There’s a poignant beauty about Adult Jazz’s debut record, the culmination of the group’s efforts over the past four years, that emanates in instances like “Am Gone”’s matching vocal and electric guitar line or Burgess’ sputtering, half-spoken phrases, a brackish, sensual groan as if words cannot begin to explain the philosophical nuances he’s mulling over. The following track “Springful” is buoyant and joyous, unpredictable in its listless, backwards-moving exultance. The slow and timid “Donne Tongue” is an inverted backlash to the preceding song, but it remains just as reckless and spontaneous in form. Each counter-intuitive, atonal blemish carved out on this track is strategically and meticulously placed. It’s a vision of taut, freewheeling pop music that pays homage to Burgess’ musical inspirations like Joanna Newsom but also bears a likeness to the antagonistic, no wave dynamics of Ava Luna.
“Pigeon Skulls” recedes the proliferating energies, now dilapidated, melancholic and emotionally damaged as they are, evoking the kind of still, satisfying sadness that only comes with substantive amounts of self-induced isolation. Haunted and harrowed, one of the most gorgeous, anxiety-afflicted, themes of the year, the record’s lead-single “Spook” features some of the album’s most astounding and articulate one-liners. Verses like “sit back down on me,” “I write these songs to trick God” and “I do not take it lightly,” which would sound as pallid as they read if not for the frontman’s formidably illustrative charism, are carried toward an optimistic yield with beatific brass arrangements and steadily-paced guitar licks. The nearly ten-minute mercurial “Spook” is the record’s crowning jewel, sonorous and spectacular as sparse guitar riffs and light drum fills float up and away like a soft summer breeze.

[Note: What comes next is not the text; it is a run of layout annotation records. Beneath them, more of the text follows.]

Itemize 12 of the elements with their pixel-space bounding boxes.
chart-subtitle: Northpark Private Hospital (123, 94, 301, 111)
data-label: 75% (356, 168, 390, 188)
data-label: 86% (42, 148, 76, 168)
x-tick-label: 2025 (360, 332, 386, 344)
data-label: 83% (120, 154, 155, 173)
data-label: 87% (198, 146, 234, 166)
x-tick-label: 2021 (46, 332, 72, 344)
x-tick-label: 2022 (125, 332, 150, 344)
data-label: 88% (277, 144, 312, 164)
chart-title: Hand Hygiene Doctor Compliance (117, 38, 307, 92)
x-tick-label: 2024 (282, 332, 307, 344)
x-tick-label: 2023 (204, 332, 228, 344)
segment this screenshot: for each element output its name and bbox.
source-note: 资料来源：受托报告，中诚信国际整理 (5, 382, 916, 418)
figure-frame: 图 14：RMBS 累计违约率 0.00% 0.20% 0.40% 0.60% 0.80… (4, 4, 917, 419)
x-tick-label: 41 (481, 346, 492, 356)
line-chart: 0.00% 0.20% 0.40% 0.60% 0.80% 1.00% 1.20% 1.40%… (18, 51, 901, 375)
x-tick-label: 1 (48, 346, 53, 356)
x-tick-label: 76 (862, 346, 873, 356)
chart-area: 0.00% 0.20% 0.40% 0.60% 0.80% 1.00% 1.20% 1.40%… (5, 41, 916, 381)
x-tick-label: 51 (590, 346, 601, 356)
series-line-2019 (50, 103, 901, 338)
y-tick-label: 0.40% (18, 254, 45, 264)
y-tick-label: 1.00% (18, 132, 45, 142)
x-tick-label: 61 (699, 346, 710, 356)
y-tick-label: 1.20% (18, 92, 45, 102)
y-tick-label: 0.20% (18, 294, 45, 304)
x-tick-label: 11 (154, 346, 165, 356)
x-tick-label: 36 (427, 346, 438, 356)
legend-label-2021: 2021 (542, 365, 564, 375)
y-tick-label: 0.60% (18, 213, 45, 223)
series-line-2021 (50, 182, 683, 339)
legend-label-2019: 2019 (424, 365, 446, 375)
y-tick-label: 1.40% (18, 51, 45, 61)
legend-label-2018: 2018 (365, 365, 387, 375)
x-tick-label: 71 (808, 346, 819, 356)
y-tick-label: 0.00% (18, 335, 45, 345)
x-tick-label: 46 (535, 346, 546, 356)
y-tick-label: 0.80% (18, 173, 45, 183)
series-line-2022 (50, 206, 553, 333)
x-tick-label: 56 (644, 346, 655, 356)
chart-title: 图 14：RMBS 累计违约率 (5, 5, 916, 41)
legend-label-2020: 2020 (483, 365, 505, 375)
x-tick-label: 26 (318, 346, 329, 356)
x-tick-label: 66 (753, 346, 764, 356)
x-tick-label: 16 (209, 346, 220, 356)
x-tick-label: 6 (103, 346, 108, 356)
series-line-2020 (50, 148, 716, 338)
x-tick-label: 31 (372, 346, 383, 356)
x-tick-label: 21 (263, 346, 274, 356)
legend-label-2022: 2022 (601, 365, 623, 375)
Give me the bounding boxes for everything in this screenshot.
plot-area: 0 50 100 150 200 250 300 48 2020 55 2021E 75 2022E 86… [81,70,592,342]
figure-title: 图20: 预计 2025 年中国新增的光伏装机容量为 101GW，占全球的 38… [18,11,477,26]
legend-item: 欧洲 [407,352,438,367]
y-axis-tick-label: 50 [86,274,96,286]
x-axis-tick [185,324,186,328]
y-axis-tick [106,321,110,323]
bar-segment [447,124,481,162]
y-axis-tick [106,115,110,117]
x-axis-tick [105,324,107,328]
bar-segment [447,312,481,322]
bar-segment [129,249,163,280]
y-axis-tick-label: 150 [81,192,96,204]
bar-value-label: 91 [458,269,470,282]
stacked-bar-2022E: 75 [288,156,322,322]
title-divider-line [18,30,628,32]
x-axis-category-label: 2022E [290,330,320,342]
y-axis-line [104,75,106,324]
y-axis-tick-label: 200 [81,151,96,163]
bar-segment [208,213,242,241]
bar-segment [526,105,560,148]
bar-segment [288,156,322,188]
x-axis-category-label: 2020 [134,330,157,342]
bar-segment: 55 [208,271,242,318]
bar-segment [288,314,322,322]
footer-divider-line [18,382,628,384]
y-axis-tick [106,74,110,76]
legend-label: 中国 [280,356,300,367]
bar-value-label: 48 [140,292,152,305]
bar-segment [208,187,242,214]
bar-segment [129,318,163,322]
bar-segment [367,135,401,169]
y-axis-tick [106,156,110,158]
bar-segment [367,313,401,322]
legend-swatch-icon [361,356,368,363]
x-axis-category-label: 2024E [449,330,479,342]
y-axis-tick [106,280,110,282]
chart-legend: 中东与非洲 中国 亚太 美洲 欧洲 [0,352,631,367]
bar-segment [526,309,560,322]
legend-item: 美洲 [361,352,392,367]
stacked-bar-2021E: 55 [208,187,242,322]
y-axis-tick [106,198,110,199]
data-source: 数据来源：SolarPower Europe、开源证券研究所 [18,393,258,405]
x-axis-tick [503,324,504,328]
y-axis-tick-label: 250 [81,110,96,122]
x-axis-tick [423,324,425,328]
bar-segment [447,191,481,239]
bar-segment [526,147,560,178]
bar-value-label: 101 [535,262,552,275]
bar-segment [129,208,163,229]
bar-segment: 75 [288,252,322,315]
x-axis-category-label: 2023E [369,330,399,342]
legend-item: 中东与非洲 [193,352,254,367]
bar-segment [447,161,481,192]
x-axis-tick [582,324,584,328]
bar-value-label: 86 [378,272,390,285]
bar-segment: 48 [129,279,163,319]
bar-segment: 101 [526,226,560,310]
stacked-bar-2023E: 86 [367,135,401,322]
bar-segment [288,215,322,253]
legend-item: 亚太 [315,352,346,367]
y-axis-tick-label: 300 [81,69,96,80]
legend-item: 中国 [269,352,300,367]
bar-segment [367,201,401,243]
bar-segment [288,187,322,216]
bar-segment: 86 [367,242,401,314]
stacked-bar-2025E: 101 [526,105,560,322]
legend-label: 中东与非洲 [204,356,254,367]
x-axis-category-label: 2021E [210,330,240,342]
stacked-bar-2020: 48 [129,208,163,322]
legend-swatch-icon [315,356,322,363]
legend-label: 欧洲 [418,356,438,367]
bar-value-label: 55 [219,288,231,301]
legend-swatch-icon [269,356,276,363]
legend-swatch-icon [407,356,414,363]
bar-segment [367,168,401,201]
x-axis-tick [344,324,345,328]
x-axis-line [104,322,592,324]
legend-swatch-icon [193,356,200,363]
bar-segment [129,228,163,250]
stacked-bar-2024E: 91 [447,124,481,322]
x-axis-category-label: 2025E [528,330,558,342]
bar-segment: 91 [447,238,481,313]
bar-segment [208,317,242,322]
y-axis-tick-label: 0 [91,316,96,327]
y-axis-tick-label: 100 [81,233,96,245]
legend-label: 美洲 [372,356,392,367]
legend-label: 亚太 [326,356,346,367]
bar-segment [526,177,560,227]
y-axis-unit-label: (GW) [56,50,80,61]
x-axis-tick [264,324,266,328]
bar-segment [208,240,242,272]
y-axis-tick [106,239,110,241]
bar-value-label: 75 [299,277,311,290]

The album’s most compelling number, “Idiot Mantra,” is an eerie, decrepit dance beat, with sounds and colors more explicable than words or ideas. “Been humming the idiot mantra so long/My heart it is spilling all over the drums,” Burgess repeats as some of the song’s only decipherable lyrics over hacksawed strings and reversed audio fragments. It’s Adult Jazz at their most delicious and demented.
Tracks “Be A Girl” and “Bonedigger,” serve to subtly unwind the propulsive energy on Gist Is. The former sounds like a hackneyed, upended hymnal, jarring in its contented mannerisms and percussive anomalies. The latter is tonally pastoral and passive; the sequestered brass section elicits a calm, exhaustive resolution–one that doesn’t necessarily rectify the madness isolated throughout these transformative 51 minutes. But it certainly works to perpetuate the cycle, to instigate another revolution back to the began, in hopes of finding some newfangled meaning behind all that violent hullabaloo.